Хоронили Николая Николаевича тем не менее какие-то незнакомые мрачные люди в черных костюмах и с военной выправкой. Арина Петровна боялась и подходить-то к ним близко, не то что спрашивать.
Валентин Матвеич же и не спрашивал, а совершенно очернев, с растрепанными волосами, вдруг подняв руки вверх, бросился к гробу с каркающими криками:
– Нос возьми туда. Мой нос снимите! Боюсь, что нос на мне!
Прохожие шарахались от него, а мрачные люди в черных костюмах стали оттаскивать его от гроба. Но Валентин Матвеич бился, вырывался и кричал:
– Нос похороните тоже! Я сам лягу в гроб лишь бы нос похоронить!
В какой-то момент ему удалось вырваться, и он как-то резво почти впрыгнул в гроб прямо на Николая Николаевича. При этом Валентин визжал:
– Хочу в гроб! Хочу в гроб! Вместе с носом! Хочу в гроб вместе с носом!
Его еле-еле оттащили, впрочем, оттаскивали с полным добродушием, даже с грустью. Николая Николаевича поправили в гробу и двинулись.
А Валентин Матвеич еще долго махал руками и кричал им вслед, боясь дотрагиваться до своего носа. Только любопытная Арина Петровна частенько взглядывала на его нос, нервно вздрагивая.
Небо оставалось голубое, но с таким ощущением, что скоро на нем произойдет что-то несусветное.
В этот же день Нюра ушла из дома рано по делам и по хозяйству, а когда вечером пришла, Фрося, сидя за столом, сказала ей:
– Мой-то опять хохотал. В той комнате. А я была здесь.
– Не заглянула? – мрачно спросила Нюра.
– Какое!..
В той комнате решили не спать.
А через несколько дней хохот опять повторился, но такой веселый и наглый, что «сестры» толстушки кубарем выкатились из квартиры.
Мрак сгущался. Поговаривали, что виднелся профиль Николая Николаевича на шестиэтажном здании, в вышине.
А к Валентину Матвеичу ум уже не возвращался. Володя долго и серьезно беседовал с ним, внушал, но безуспешно. Толстушки толкались рядом.
– Мы тоже скоро ум потеряем, Володя, после всего, – жаловались они ему, когда все вчетвером, с Леной, возвращались домой по длинным широким московским улицам, по которым хлестали тьма и дождь.

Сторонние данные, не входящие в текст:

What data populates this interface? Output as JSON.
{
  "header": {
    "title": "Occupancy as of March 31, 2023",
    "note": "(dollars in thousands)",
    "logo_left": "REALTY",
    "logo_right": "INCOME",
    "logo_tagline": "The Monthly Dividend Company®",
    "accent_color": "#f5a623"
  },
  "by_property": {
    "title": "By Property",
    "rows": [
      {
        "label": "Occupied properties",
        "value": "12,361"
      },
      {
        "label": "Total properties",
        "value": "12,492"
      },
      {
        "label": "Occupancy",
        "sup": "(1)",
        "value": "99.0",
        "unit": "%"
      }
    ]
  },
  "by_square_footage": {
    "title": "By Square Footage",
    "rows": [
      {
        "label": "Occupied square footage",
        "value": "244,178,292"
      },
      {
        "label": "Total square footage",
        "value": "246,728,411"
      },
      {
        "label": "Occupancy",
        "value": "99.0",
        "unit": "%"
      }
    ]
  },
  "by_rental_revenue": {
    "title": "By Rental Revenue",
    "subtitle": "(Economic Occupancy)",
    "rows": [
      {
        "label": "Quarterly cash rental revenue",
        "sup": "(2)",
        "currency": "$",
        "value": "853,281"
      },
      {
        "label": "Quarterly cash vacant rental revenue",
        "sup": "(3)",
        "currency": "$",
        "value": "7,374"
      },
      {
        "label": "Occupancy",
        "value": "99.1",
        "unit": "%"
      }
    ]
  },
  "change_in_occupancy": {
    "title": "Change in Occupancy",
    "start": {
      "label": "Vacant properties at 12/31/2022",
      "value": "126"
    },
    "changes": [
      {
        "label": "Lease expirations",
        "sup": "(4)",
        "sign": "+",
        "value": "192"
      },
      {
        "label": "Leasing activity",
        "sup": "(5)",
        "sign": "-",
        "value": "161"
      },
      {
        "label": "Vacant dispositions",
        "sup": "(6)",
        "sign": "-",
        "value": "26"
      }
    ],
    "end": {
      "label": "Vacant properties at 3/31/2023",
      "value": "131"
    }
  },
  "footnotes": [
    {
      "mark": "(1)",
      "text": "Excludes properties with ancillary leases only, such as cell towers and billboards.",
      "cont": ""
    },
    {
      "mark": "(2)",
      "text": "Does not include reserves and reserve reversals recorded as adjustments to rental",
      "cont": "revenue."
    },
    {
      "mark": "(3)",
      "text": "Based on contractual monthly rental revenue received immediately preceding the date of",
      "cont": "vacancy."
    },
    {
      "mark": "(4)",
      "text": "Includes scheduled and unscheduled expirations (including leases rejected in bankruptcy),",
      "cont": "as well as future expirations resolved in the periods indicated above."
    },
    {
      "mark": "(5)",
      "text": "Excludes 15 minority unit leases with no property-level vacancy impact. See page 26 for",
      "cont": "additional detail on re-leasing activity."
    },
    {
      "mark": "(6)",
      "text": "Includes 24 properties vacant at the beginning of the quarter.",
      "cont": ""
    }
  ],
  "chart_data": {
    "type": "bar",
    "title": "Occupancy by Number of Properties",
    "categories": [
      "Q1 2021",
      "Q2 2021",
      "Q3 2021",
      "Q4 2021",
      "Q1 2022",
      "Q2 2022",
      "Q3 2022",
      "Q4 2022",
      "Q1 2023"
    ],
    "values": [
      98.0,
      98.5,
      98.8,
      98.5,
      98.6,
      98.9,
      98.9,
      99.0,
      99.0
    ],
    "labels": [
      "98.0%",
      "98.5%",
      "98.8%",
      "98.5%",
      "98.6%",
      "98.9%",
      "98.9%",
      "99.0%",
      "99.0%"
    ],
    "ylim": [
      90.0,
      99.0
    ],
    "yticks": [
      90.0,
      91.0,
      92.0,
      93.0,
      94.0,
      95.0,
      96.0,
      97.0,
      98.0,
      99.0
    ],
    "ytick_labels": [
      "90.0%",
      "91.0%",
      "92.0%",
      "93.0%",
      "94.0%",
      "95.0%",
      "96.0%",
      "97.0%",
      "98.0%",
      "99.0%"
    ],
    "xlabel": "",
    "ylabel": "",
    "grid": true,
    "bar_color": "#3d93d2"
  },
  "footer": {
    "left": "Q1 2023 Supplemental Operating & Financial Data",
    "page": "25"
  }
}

– Ты знаешь, – проговорила Фрося, – в Нюрином доме после хохота Николая Николаевича ни с того ни с сего три соседки потеряли разум, хотя хохота и не слышали.
– Теперь все может быть, – мрачно отвечала Лена. Зашли на ночь к Володе. Одно только их окно и светилось в целом доме.
– Итак, мудрость мира нарушена, – сказал Володя, когда они расселись на кухоньке. – Никто не знает, куда пропала душа Николая Николаевича. Но на всякую мудрость есть сверхмудррость. Она и увела его душу.
И все они истерически поклялись разгадать эту сверхмудрость, которая, наверное, ни к разуму, ни к мировому порядку, ни к высшей гармонии никакого отношения не имеет.
Одна Нюра целую ночь хихикала.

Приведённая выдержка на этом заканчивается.